Letters to the Editor

The Last Word

Francis R. Nicosia, February 1991

I am surprised that the director of the University of Texas Press, John H. Kyle, questions (Perspectives, "Letters," May/June 1990) the veracity of my article in Perspectives ("Scholars and Publishers: A New Twist to an Old Story?" March 1990). It is based entirely on information and explanations provided to me by the UT Press which I have always assumed to be true.

Mr. Kyle also questions the judgement of the AHA for publishing my article. I filed a formal complaint against Texas with the Professional Division of the AHA. I supported it with a large amount of documentation, most of which was supplied to me by the UT Press. The Press had the same opportunity to present its position to the AHA. In its judgement of October 27, 1989, the Professional Division invited me to publish my account of the affair in Perspectives.

I am naturally curious about any evidence that Mr. Kyle is prepared to give to a visiting scholar and scholarly publisher. Is there further information of which the AHA, the scholarly community, and I are still unaware, which refutes my account and, in the process, contradicts the information the UT Press has given me thus far?

The fact remains that the UT Press initially approved of and offered to sign a contract with the Druffel-Verlag. It failed to inform me of its contacts with Druffel, to educate itself about Druffel, to deal with its British partner I.B. Tauris, and it refused to protect its copyright to my book. As a result of this irresponsible and unprofessional behavior, the Druffel edition of my book remains on the German market. It is possible that profits from my book are supporting a repugnant political agenda in Germany.

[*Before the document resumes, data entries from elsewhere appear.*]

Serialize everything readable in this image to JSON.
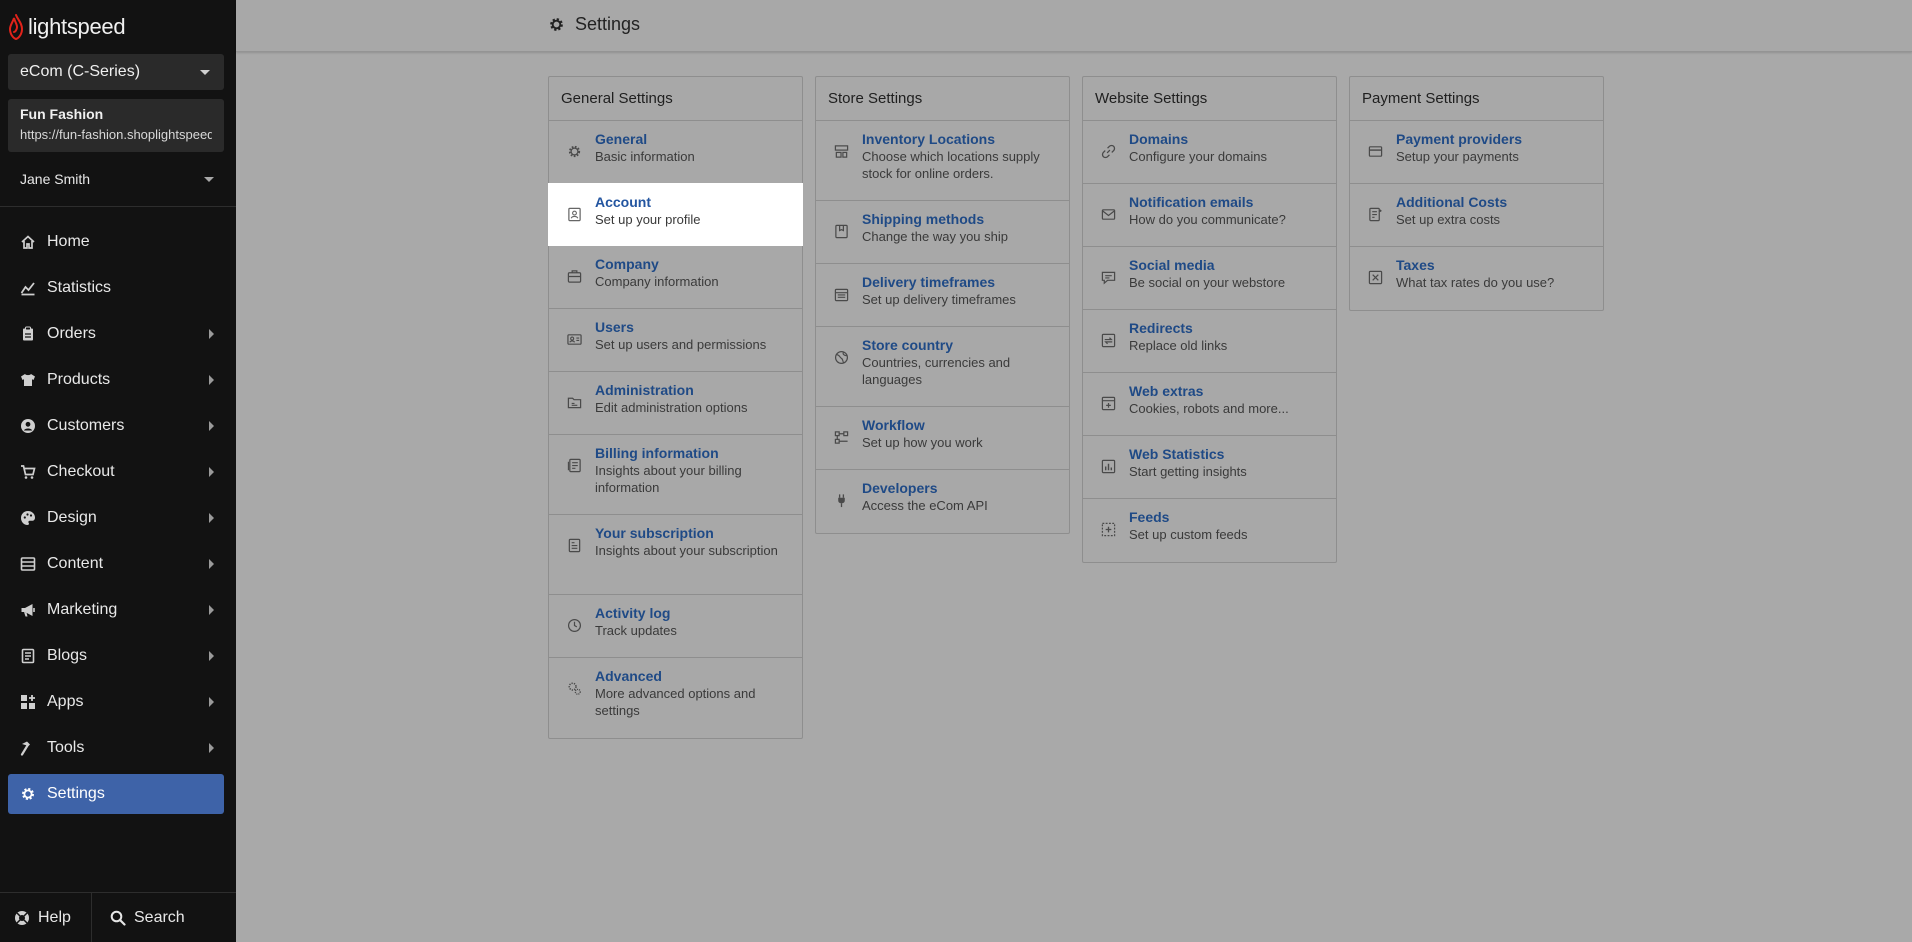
{
  "brand": {
    "name": "lightspeed",
    "accent": "#e2231a"
  },
  "sidebar": {
    "env_label": "eCom (C-Series)",
    "store_name": "Fun Fashion",
    "store_url": "https://fun-fashion.shoplightspeed.com",
    "user_name": "Jane Smith",
    "items": [
      {
        "label": "Home",
        "icon": "home-icon"
      },
      {
        "label": "Statistics",
        "icon": "chart-icon"
      },
      {
        "label": "Orders",
        "icon": "clipboard-icon"
      },
      {
        "label": "Products",
        "icon": "shirt-icon"
      },
      {
        "label": "Customers",
        "icon": "user-circle-icon"
      },
      {
        "label": "Checkout",
        "icon": "cart-icon"
      },
      {
        "label": "Design",
        "icon": "palette-icon"
      },
      {
        "label": "Content",
        "icon": "layout-icon"
      },
      {
        "label": "Marketing",
        "icon": "megaphone-icon"
      },
      {
        "label": "Blogs",
        "icon": "book-icon"
      },
      {
        "label": "Apps",
        "icon": "grid-icon"
      },
      {
        "label": "Tools",
        "icon": "hammer-icon"
      },
      {
        "label": "Settings",
        "icon": "gear-icon"
      }
    ],
    "help_label": "Help",
    "search_label": "Search",
    "active_color": "#3e63a8"
  },
  "header": {
    "title": "Settings"
  },
  "columns": [
    {
      "title": "General Settings",
      "rows": [
        {
          "title": "General",
          "desc": "Basic information",
          "icon": "gear-icon"
        },
        {
          "title": "Account",
          "desc": "Set up your profile",
          "icon": "account-icon"
        },
        {
          "title": "Company",
          "desc": "Company information",
          "icon": "briefcase-icon"
        },
        {
          "title": "Users",
          "desc": "Set up users and permissions",
          "icon": "id-card-icon"
        },
        {
          "title": "Administration",
          "desc": "Edit administration options",
          "icon": "folder-icon"
        },
        {
          "title": "Billing information",
          "desc": "Insights about your billing information",
          "icon": "billing-icon"
        },
        {
          "title": "Your subscription",
          "desc": "Insights about your subscription",
          "icon": "subscription-icon"
        },
        {
          "title": "Activity log",
          "desc": "Track updates",
          "icon": "clock-icon"
        },
        {
          "title": "Advanced",
          "desc": "More advanced options and settings",
          "icon": "gears-icon"
        }
      ]
    },
    {
      "title": "Store Settings",
      "rows": [
        {
          "title": "Inventory Locations",
          "desc": "Choose which locations supply stock for online orders.",
          "icon": "warehouse-icon"
        },
        {
          "title": "Shipping methods",
          "desc": "Change the way you ship",
          "icon": "box-icon"
        },
        {
          "title": "Delivery timeframes",
          "desc": "Set up delivery timeframes",
          "icon": "calendar-icon"
        },
        {
          "title": "Store country",
          "desc": "Countries, currencies and languages",
          "icon": "globe-icon"
        },
        {
          "title": "Workflow",
          "desc": "Set up how you work",
          "icon": "workflow-icon"
        },
        {
          "title": "Developers",
          "desc": "Access the eCom API",
          "icon": "plug-icon"
        }
      ]
    },
    {
      "title": "Website Settings",
      "rows": [
        {
          "title": "Domains",
          "desc": "Configure your domains",
          "icon": "link-icon"
        },
        {
          "title": "Notification emails",
          "desc": "How do you communicate?",
          "icon": "mail-icon"
        },
        {
          "title": "Social media",
          "desc": "Be social on your webstore",
          "icon": "chat-icon"
        },
        {
          "title": "Redirects",
          "desc": "Replace old links",
          "icon": "redirect-icon"
        },
        {
          "title": "Web extras",
          "desc": "Cookies, robots and more...",
          "icon": "extras-icon"
        },
        {
          "title": "Web Statistics",
          "desc": "Start getting insights",
          "icon": "bar-chart-icon"
        },
        {
          "title": "Feeds",
          "desc": "Set up custom feeds",
          "icon": "feeds-icon"
        }
      ]
    },
    {
      "title": "Payment Settings",
      "rows": [
        {
          "title": "Payment providers",
          "desc": "Setup your payments",
          "icon": "credit-card-icon"
        },
        {
          "title": "Additional Costs",
          "desc": "Set up extra costs",
          "icon": "receipt-icon"
        },
        {
          "title": "Taxes",
          "desc": "What tax rates do you use?",
          "icon": "tax-icon"
        }
      ]
    }
  ]
}
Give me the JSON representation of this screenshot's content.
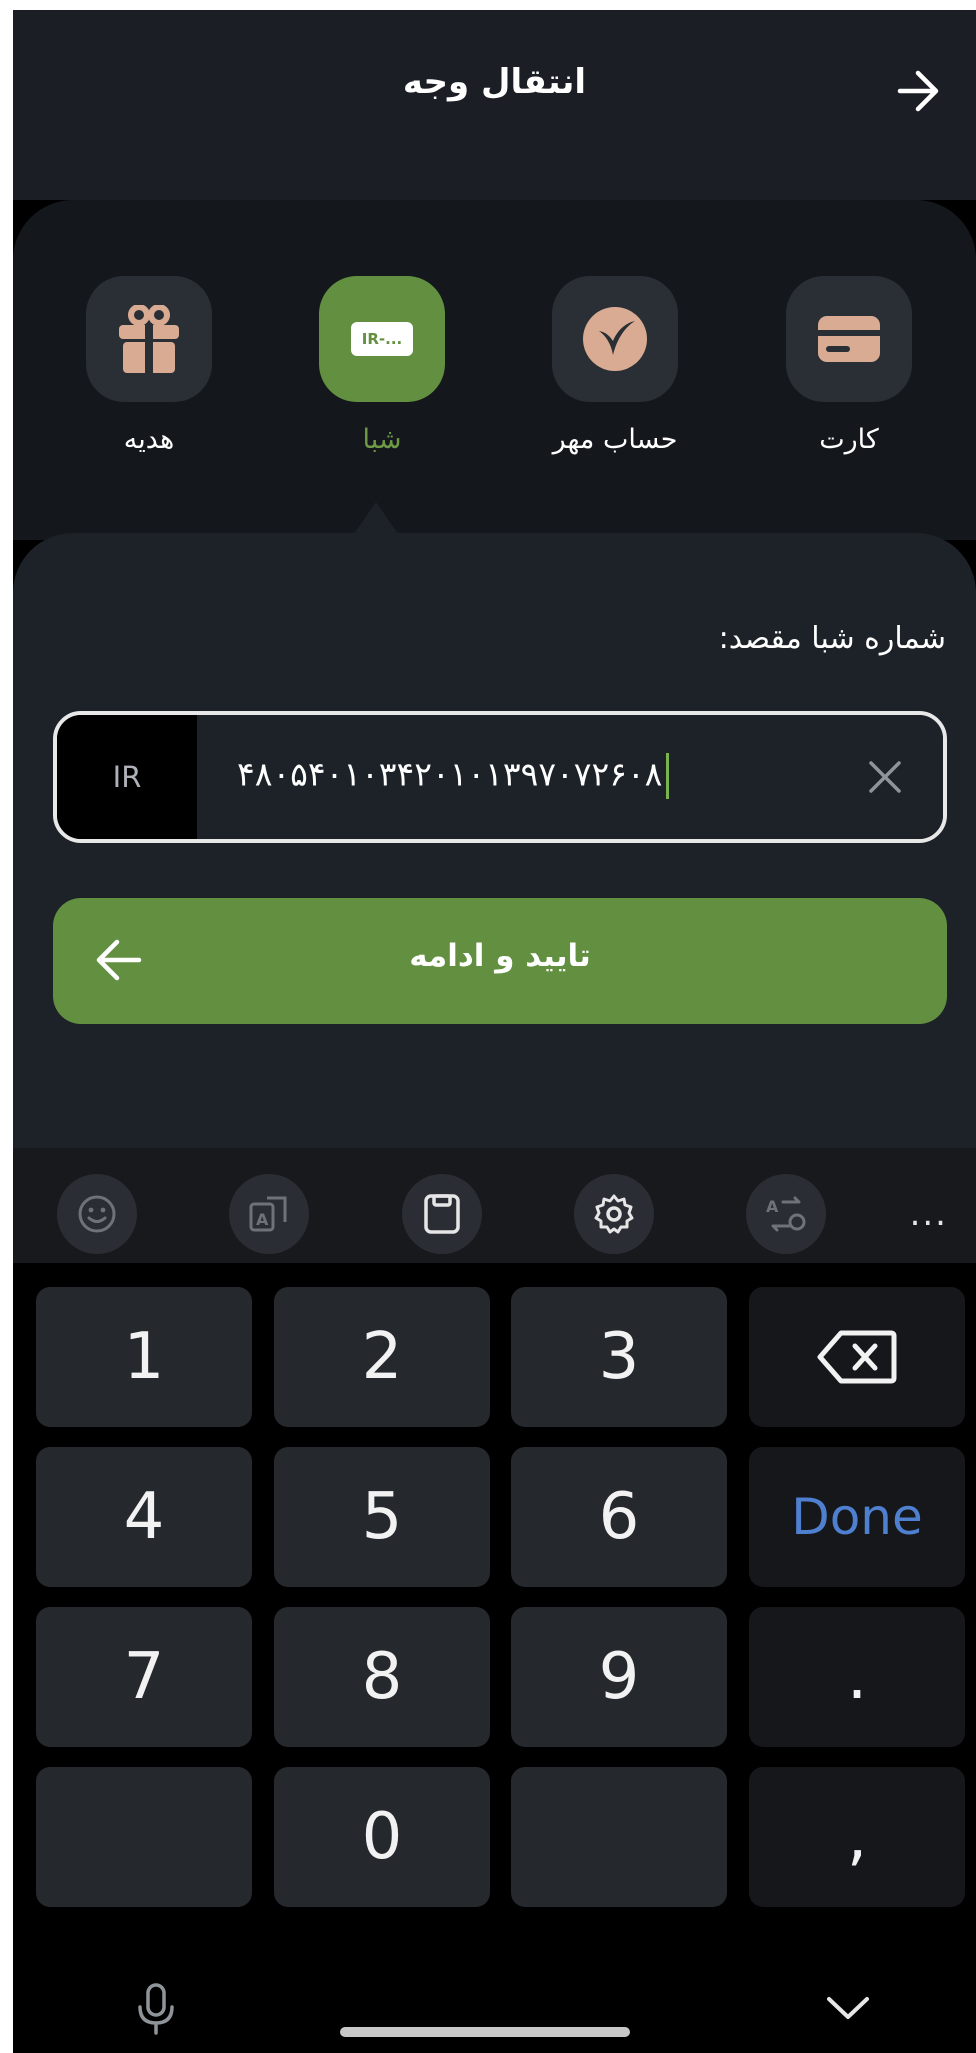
{
  "header": {
    "title": "انتقال وجه"
  },
  "methods": [
    {
      "label": "کارت",
      "icon": "card-icon",
      "active": false
    },
    {
      "label": "حساب مهر",
      "icon": "mehr-account-icon",
      "active": false
    },
    {
      "label": "شبا",
      "icon": "iban-icon",
      "badge": "IR-...",
      "active": true
    },
    {
      "label": "هدیه",
      "icon": "gift-icon",
      "active": false
    }
  ],
  "form": {
    "label": "شماره شبا مقصد:",
    "prefix": "IR",
    "value": "۴۸۰۵۴۰۱۰۳۴۲۰۱۰۱۳۹۷۰۷۲۶۰۸",
    "submit_label": "تایید و ادامه"
  },
  "toolbar": {
    "icons": [
      "emoji-icon",
      "translate-icon",
      "clipboard-icon",
      "settings-icon",
      "convert-icon"
    ],
    "more": "..."
  },
  "keypad": {
    "rows": [
      [
        "1",
        "2",
        "3",
        "backspace"
      ],
      [
        "4",
        "5",
        "6",
        "Done"
      ],
      [
        "7",
        "8",
        "9",
        "."
      ],
      [
        "",
        "0",
        "",
        ","
      ]
    ]
  },
  "colors": {
    "accent": "#629040",
    "header_bg": "#1b1f25",
    "panel_bg": "#1c2228",
    "done": "#4f7fcf"
  }
}
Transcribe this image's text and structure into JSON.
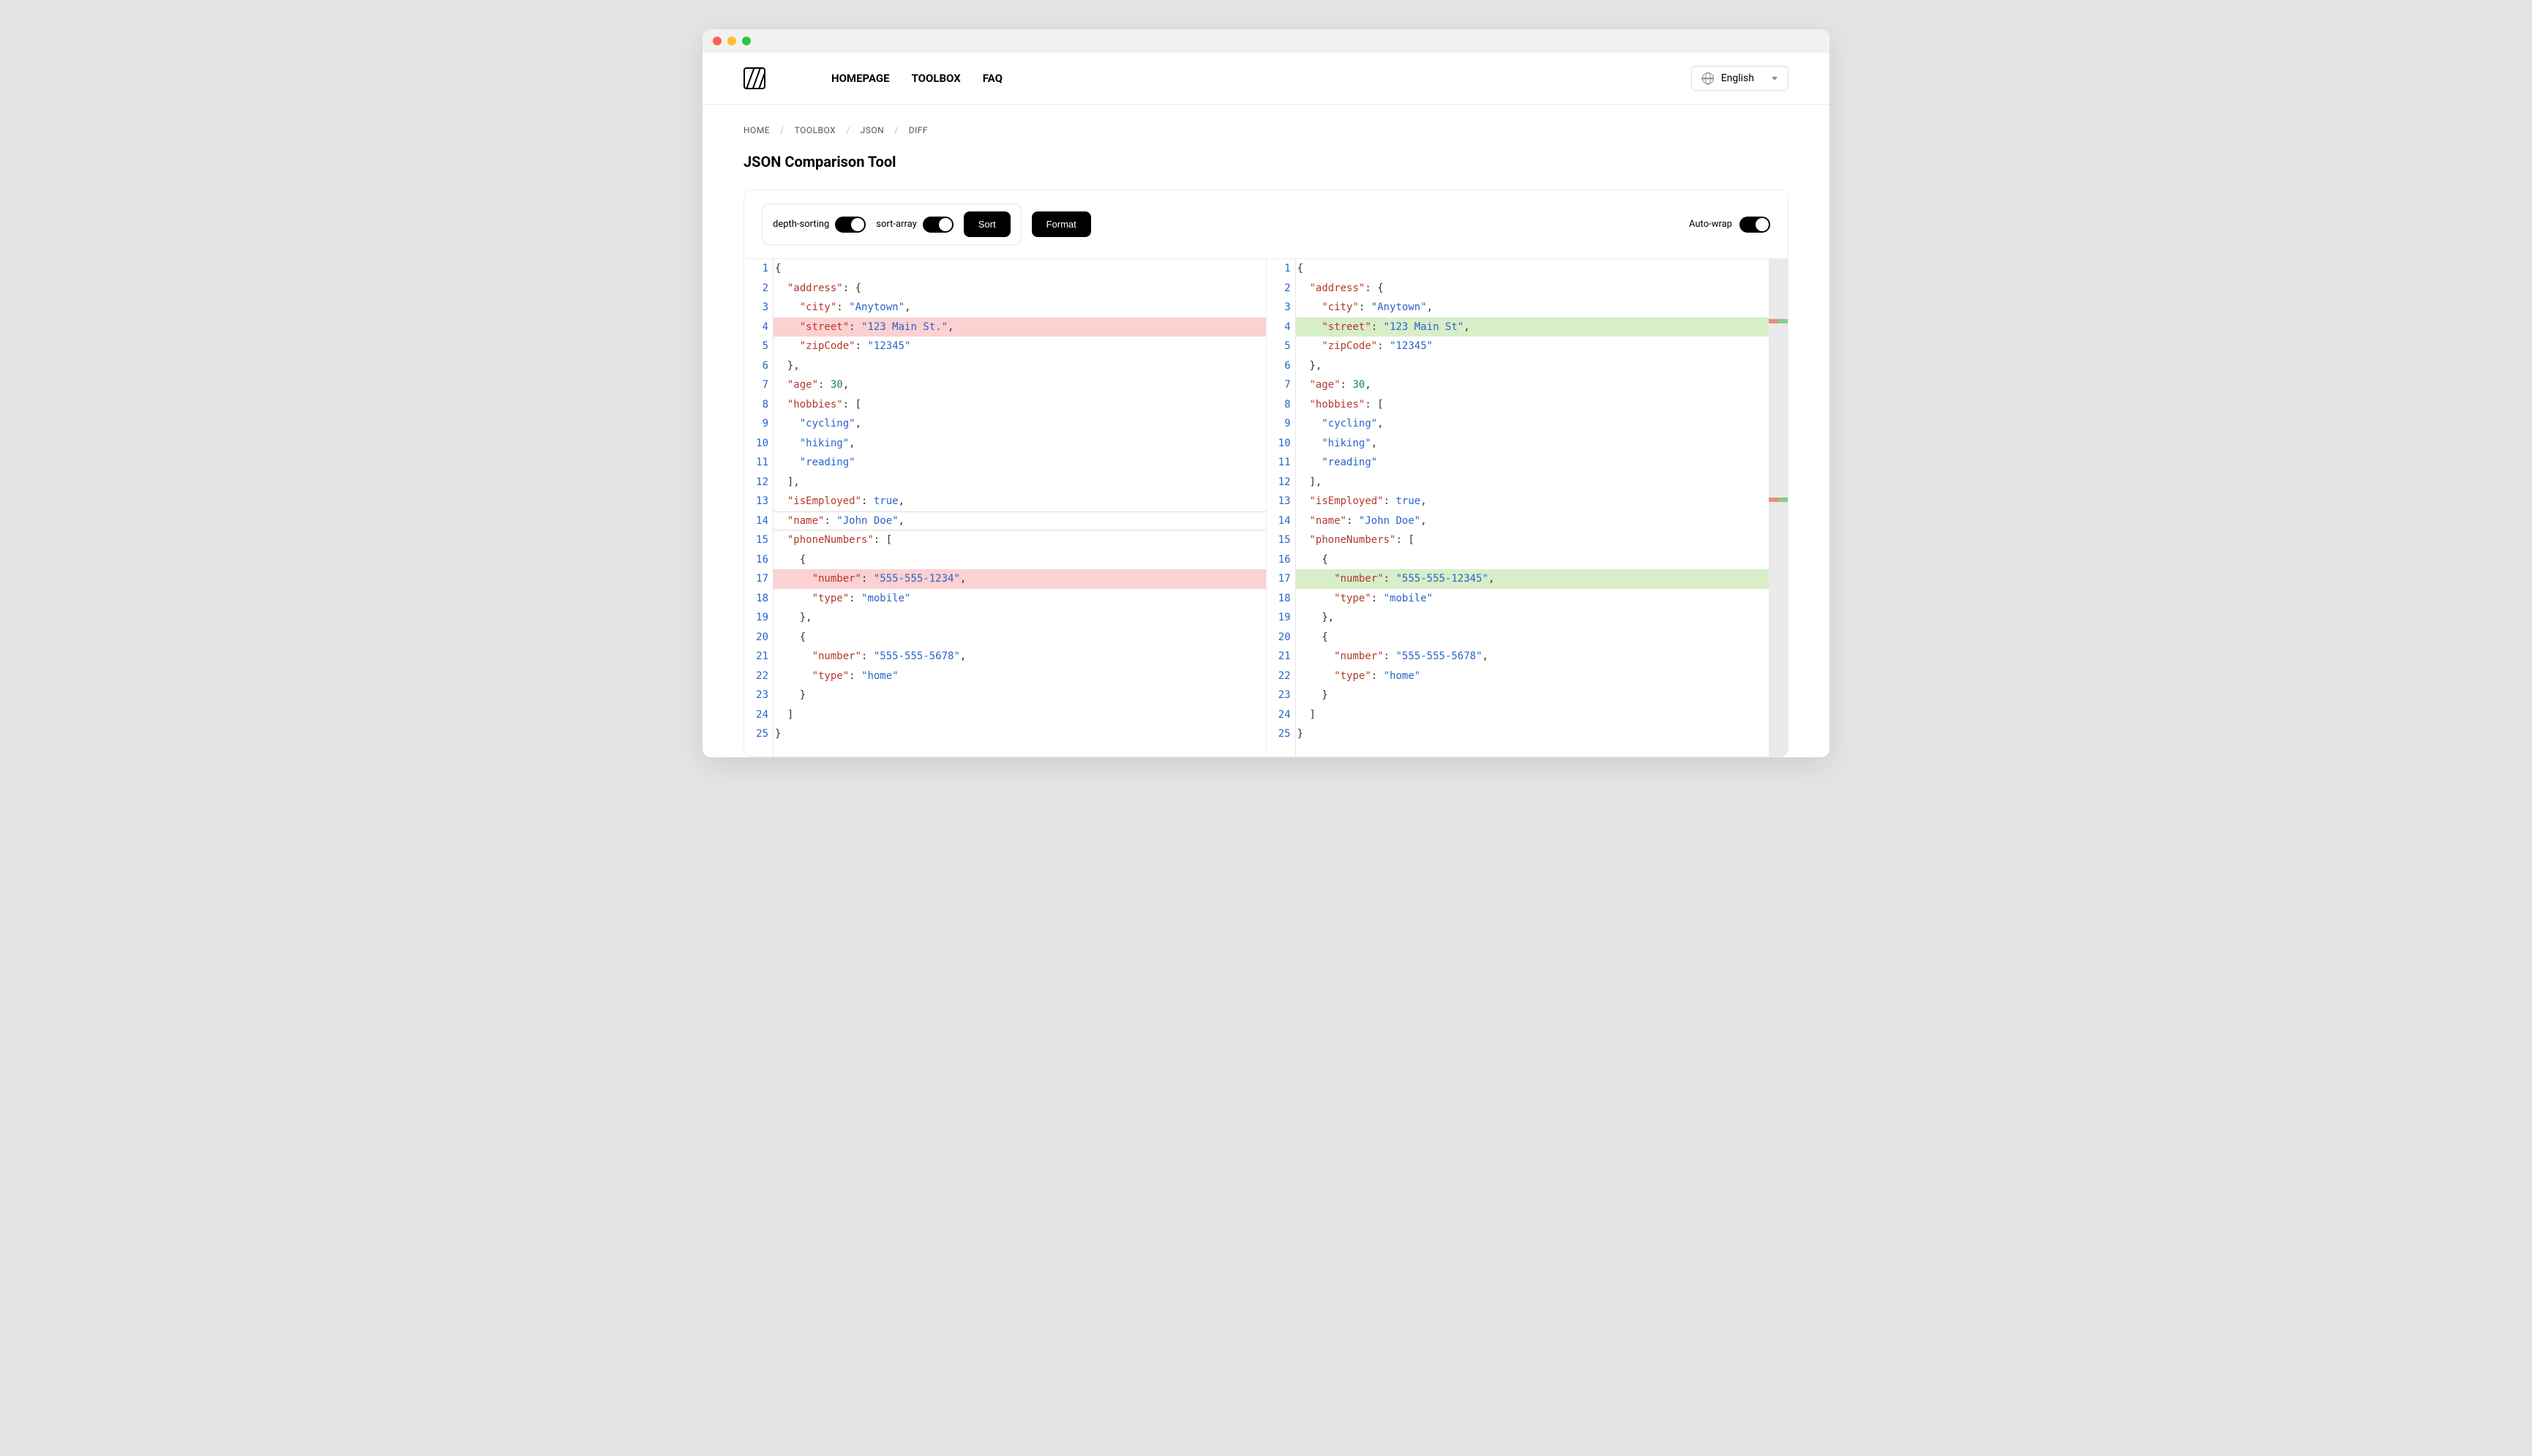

Early this year, Texas made the outrageous offer that I receive all of the Texas/Tauris profits from the sale of the German rights to Druffel. Clearly Mr. Kyle still does not understand the problem. I have refused to accept the money. Instead, I have made arrangements to donate the money—should I in fact ever see it—to a foundation in Berlin that supports memorials in Germany to Jewish and other victims of Nazi mass murder. I am also in touch with a lawyer in Germany about possible legal action against the Druffel Verlag. This, of course, should be the responsibility of the UT Press.

Finally, it was not my intention to criticize all publishers. Most of my colleagues have been treated in a courteous and professional manner by their publishers. To my surprise, however, a disconcertingly large number have had experiences not entirely unlike mine.